What the cuticle actually tells you
The claim is physically testable, which is the good news. Two checks need nothing but your hands and a pot of water:
| Check | How | Genuine Remy | Failed claim |
|---|---|---|---|
| Cuticle direction | Slide a small section between fingers root-to-tip, then tip-to-root | Smooth one way, faint resistance the other — scales are present and aligned | Equally smooth both ways (scales stripped) or rough both ways (directions mixed) |
| Boil test | Boil a small bundle 1–2 minutes, air-dry | Feel is unchanged — nothing was hiding | Turns rough and dull — the silicone that was the softness boiled away |
Run them on the sample, and run them again on a strand pulled from the bulk shipment. The full pre-order protocol — burn, boil, pull, wet-feel, cuticle — is in Verify Hair Quality Before a Bulk Order.
Questions that expose a weak claim
A supplier whose Remy is real answers these instantly and in writing:
- "How is your raw hair collected — bound ponytails or loose collection?" Aligned cuticles can only come from hair that was kept aligned from the first cut. (Ours: single-donor temple ponytails from India.)
- "Do you acid-wash?" The honest answers are yes or no. Evasion — "we use a gentle process" — usually means yes.
- "Will the hair pass a boil test, and may I run one?" Discouraging the test ("boiling damages the hair") is itself the answer: boiling only damages hair that was hiding a coating.
Where Hopeshair stands
We have made extensions for 25+ years from Indian temple hair, collected as bound single-donor ponytails, never acid-washed; lightening is done with a slow cold-bleach process over roughly 72 hours instead of fast hot chemistry. Every sample pack ships with a written quality report, and we encourage every buyer to run the cuticle and boil tests above — on the sample and on the delivered batch. MOQ is 50 packs, samples first.
FAQ
Is there any official certification for Remy hair?
No. No government standard or independent body certifies the term. Treat every "100% Remy" label as an unverified claim until you have tested the hair.
Can colored or bleached hair still be real Remy?
Yes — Remy is about cuticle direction, not processing. Hair that was lightened gently with its cuticle layer intact and aligned is still Remy. Hair that was acid-stripped is not, whatever the color.

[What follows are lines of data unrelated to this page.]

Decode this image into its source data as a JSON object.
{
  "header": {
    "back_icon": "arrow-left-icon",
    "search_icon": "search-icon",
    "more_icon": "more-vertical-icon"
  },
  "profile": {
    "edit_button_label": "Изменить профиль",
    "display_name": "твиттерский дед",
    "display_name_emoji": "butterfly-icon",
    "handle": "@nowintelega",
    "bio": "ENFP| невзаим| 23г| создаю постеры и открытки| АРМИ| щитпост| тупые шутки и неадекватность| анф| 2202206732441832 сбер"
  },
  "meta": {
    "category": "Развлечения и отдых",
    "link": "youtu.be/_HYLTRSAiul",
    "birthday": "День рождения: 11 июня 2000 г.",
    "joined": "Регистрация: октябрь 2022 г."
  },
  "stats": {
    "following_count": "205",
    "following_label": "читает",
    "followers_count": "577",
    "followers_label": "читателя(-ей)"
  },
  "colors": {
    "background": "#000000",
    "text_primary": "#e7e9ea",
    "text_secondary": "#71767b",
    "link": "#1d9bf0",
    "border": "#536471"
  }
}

Why does fake Remy feel so good in the pack?
Silicone coating. It fills and smooths the damaged surface, so touch alone cannot judge new hair. The feel that survives a boil test and 3–4 real washes is the hair's own.
Does "double drawn" or "10A grade" prove quality?
No. "Double drawn" describes length uniformity (shorter strands removed), and letter grades like "10A" are each seller's own invention with no shared standard. Neither says anything about cuticle alignment.